Do I have health benefits? Again, no. But again, I choose to work here and I knew all this beforehand. I know how my body is and when I start to feel really shitty I do go to the doctor. I just pay out of pocket.
Do I work in the most glamorous building in the most amazing part of town? No. But I love my class room space. I love the neighborhood. I love that there are several parks within walking distance of us. And a library and KPTS is just around the corner. We can go to the post office and have a field trip. We can take a nature walk and see some amazing things. I mean, it is the North Side and all.
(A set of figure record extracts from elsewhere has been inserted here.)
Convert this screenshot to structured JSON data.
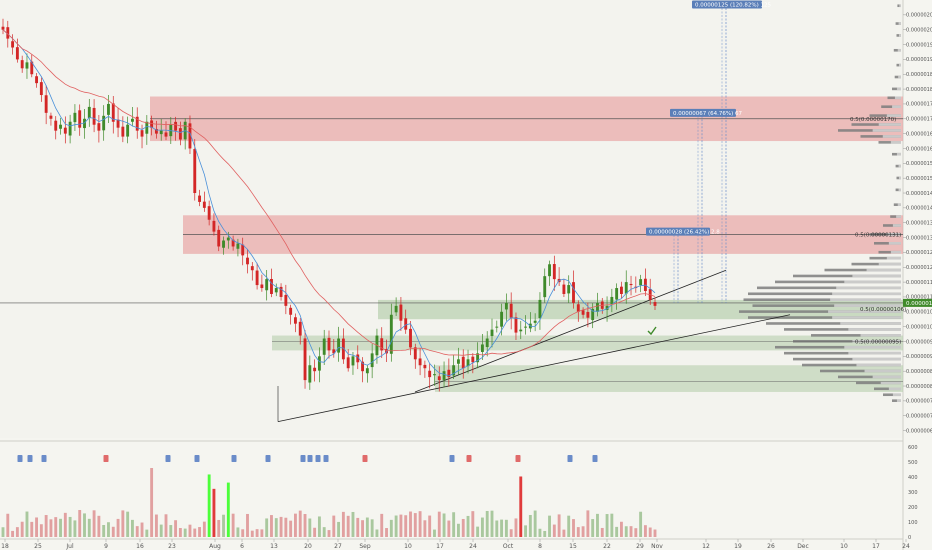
{
  "chart_data": {
    "type": "candlestick",
    "timeframe_note": "daily candles with moving averages, volume profile, fib levels and volume histogram",
    "y_axis": {
      "ticks": [
        "0.00000210",
        "0.00000205",
        "0.00000200",
        "0.00000195",
        "0.00000190",
        "0.00000185",
        "0.00000180",
        "0.00000175",
        "0.00000170",
        "0.00000165",
        "0.00000160",
        "0.00000155",
        "0.00000150",
        "0.00000145",
        "0.00000140",
        "0.00000135",
        "0.00000130",
        "0.00000125",
        "0.00000120",
        "0.00000115",
        "0.00000110",
        "0.00000105",
        "0.00000100",
        "0.00000095",
        "0.00000090",
        "0.00000085",
        "0.00000080",
        "0.00000075",
        "0.00000070",
        "0.00000065"
      ],
      "current_price_label": "0.00000108",
      "ylim": [
        6.2e-07,
        2.12e-06
      ]
    },
    "x_axis": {
      "ticks": [
        "18",
        "25",
        "Jul",
        "9",
        "16",
        "23",
        "Aug",
        "6",
        "13",
        "20",
        "27",
        "Sep",
        "10",
        "17",
        "24",
        "Oct",
        "8",
        "15",
        "22",
        "29",
        "Nov",
        "12",
        "19",
        "26",
        "Dec",
        "10",
        "17",
        "24"
      ]
    },
    "volume_axis": {
      "ticks": [
        "600",
        "500",
        "400",
        "300",
        "200",
        "100",
        "0"
      ]
    },
    "annotations": {
      "fib_upper": "0.5(0.00000170)",
      "fib_middle": "0.5(0.00000131)",
      "fib_lower_1": "0.5(0.00000106)",
      "fib_lower_2": "0.5(0.00000095)",
      "target_1": "0.00000028 (26.42%) 2.8",
      "target_2": "0.00000067 (64.76%) 67",
      "target_3": "0.00000125 (120.82%) 125"
    },
    "colors": {
      "bull": "#3f8a2a",
      "bear": "#d32626",
      "zone_red": "#e8a5a5",
      "zone_green": "#b7cfae",
      "ma_fast": "#4a90d9",
      "ma_slow": "#e06060",
      "volume_spike": "#4cff3a",
      "target_box": "#5b7fb8"
    }
  }
}
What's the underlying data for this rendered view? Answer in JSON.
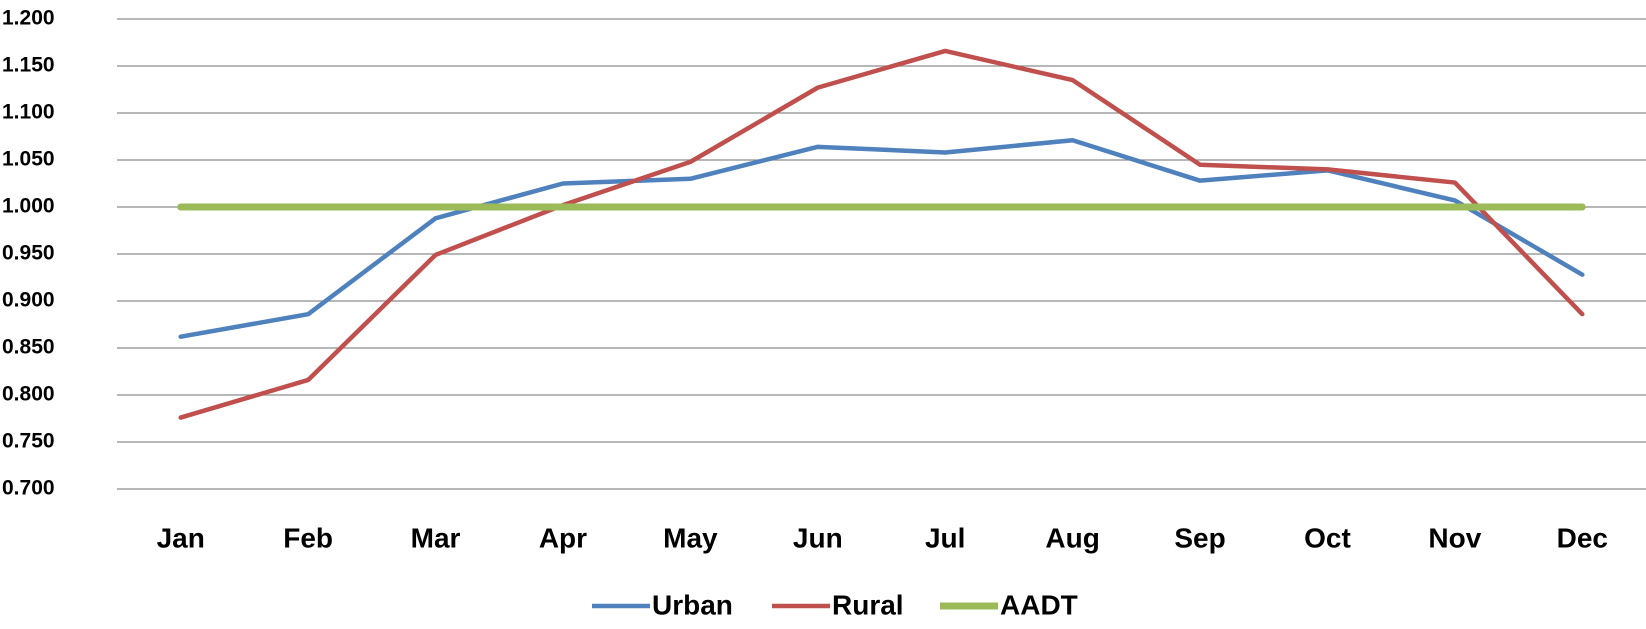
{
  "chart_data": {
    "type": "line",
    "categories": [
      "Jan",
      "Feb",
      "Mar",
      "Apr",
      "May",
      "Jun",
      "Jul",
      "Aug",
      "Sep",
      "Oct",
      "Nov",
      "Dec"
    ],
    "series": [
      {
        "name": "Urban",
        "color": "#4f81bd",
        "values": [
          0.862,
          0.886,
          0.988,
          1.025,
          1.03,
          1.064,
          1.058,
          1.071,
          1.028,
          1.039,
          1.007,
          0.928
        ]
      },
      {
        "name": "Rural",
        "color": "#c0504d",
        "values": [
          0.776,
          0.816,
          0.949,
          1.002,
          1.048,
          1.127,
          1.166,
          1.135,
          1.045,
          1.04,
          1.026,
          0.886
        ]
      },
      {
        "name": "AADT",
        "color": "#9bbb59",
        "values": [
          1.0,
          1.0,
          1.0,
          1.0,
          1.0,
          1.0,
          1.0,
          1.0,
          1.0,
          1.0,
          1.0,
          1.0
        ]
      }
    ],
    "ylim": [
      0.7,
      1.2
    ],
    "yticks": [
      {
        "value": 0.7,
        "label": "0.700"
      },
      {
        "value": 0.75,
        "label": "0.750"
      },
      {
        "value": 0.8,
        "label": "0.800"
      },
      {
        "value": 0.85,
        "label": "0.850"
      },
      {
        "value": 0.9,
        "label": "0.900"
      },
      {
        "value": 0.95,
        "label": "0.950"
      },
      {
        "value": 1.0,
        "label": "1.000"
      },
      {
        "value": 1.05,
        "label": "1.050"
      },
      {
        "value": 1.1,
        "label": "1.100"
      },
      {
        "value": 1.15,
        "label": "1.150"
      },
      {
        "value": 1.2,
        "label": "1.200"
      }
    ],
    "grid": true,
    "legend": "bottom"
  }
}
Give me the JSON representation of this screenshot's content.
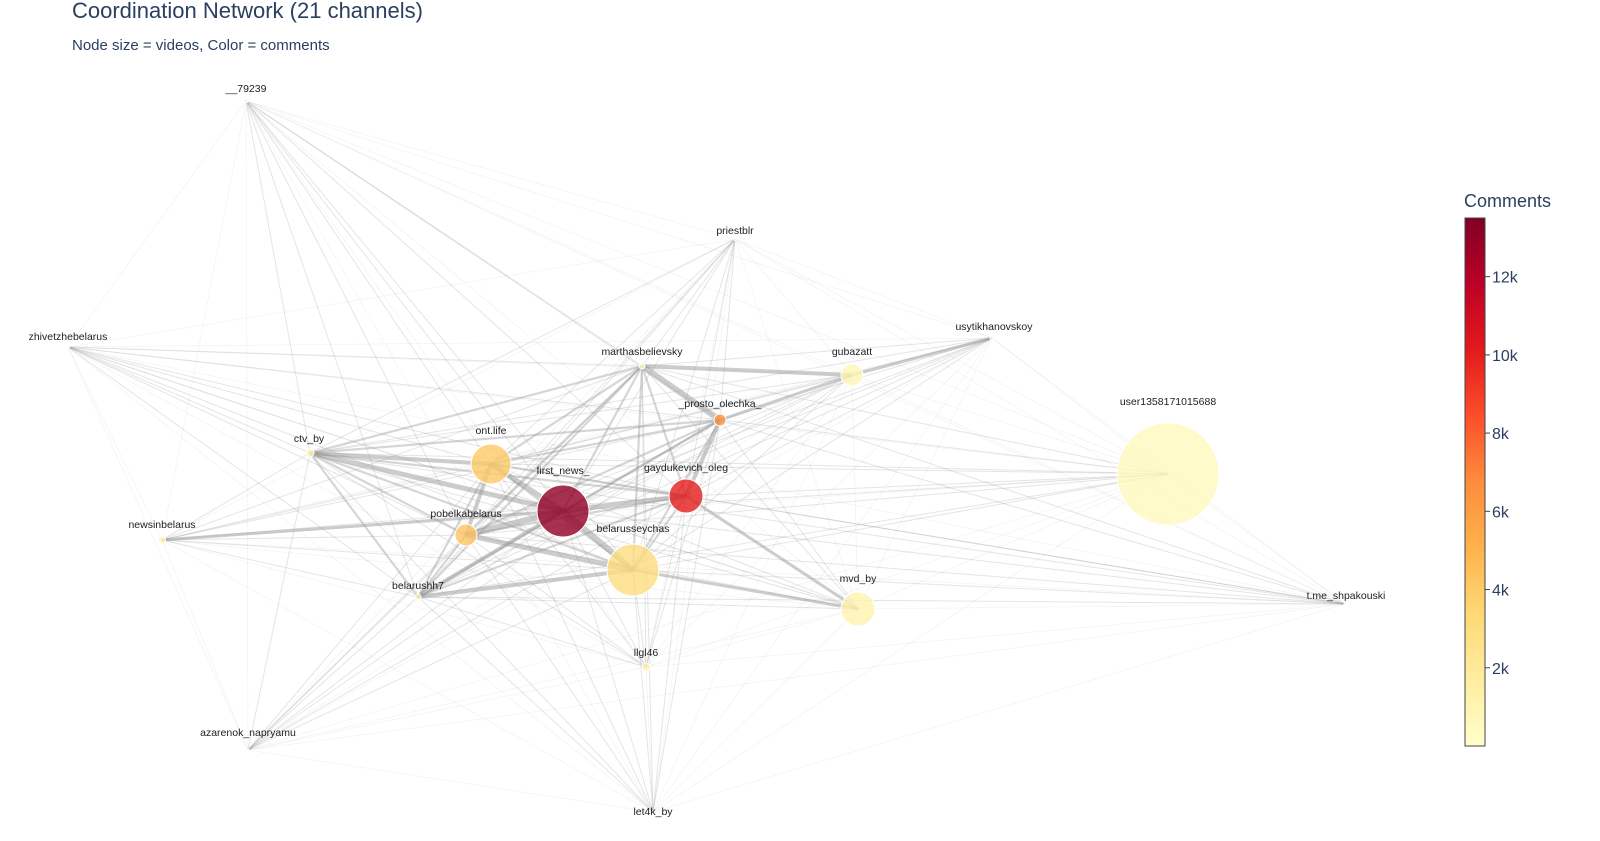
{
  "title": "Coordination Network (21 channels)",
  "subtitle": "Node size = videos, Color = comments",
  "colorbar": {
    "title": "Comments",
    "ticks": [
      "2k",
      "4k",
      "6k",
      "8k",
      "10k",
      "12k"
    ],
    "stops": [
      "#ffffcc",
      "#ffeda0",
      "#fed976",
      "#feb24c",
      "#fd8d3c",
      "#fc4e2a",
      "#e31a1c",
      "#bd0026",
      "#800026"
    ]
  },
  "chart_data": {
    "type": "network",
    "nodes": [
      {
        "name": "__79239",
        "comments": 100
      },
      {
        "name": "priestblr",
        "comments": 50
      },
      {
        "name": "zhivetzhebelarus",
        "comments": 100
      },
      {
        "name": "usytikhanovskoy",
        "comments": 150
      },
      {
        "name": "marthasbelievsky",
        "comments": 300
      },
      {
        "name": "gubazatt",
        "comments": 800
      },
      {
        "name": "_prosto_olechka_",
        "comments": 6500
      },
      {
        "name": "user1358171015688",
        "comments": 600
      },
      {
        "name": "ctv_by",
        "comments": 1000
      },
      {
        "name": "ont.life",
        "comments": 4000
      },
      {
        "name": "first_news_",
        "comments": 13000
      },
      {
        "name": "gaydukevich_oleg",
        "comments": 10000
      },
      {
        "name": "newsinbelarus",
        "comments": 1000
      },
      {
        "name": "pobelkabelarus",
        "comments": 4200
      },
      {
        "name": "belarusseychas",
        "comments": 3000
      },
      {
        "name": "belarushh7",
        "comments": 1300
      },
      {
        "name": "mvd_by",
        "comments": 1100
      },
      {
        "name": "t.me_shpakouski",
        "comments": 50
      },
      {
        "name": "llgl46",
        "comments": 1400
      },
      {
        "name": "azarenok_napryamu",
        "comments": 100
      },
      {
        "name": "let4k_by",
        "comments": 50
      }
    ]
  }
}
I love being able to wear my Harry Potter t shirts and discuss the movies with my “friends”. I love our little Adele sing a-longs on the playground. For Pete’s sake, I get paid to color!!! How could you ever hate that? All while helping to shape and mold 25 of the craziest children I have ever met into amazing, well mannered, talkative people.
Would I love to make more money? Yes. Would I love a bigger space to store things? Yes. Would I love to have a playground for just my class so I feel safe from the two and a half/ three year olds? That is a wish I could only hope for.
But until we win the lottery or strike oil on our property, I am 100% happy and content with my job, the people I work with, the children who attend every day, and yes, even the freaking cat.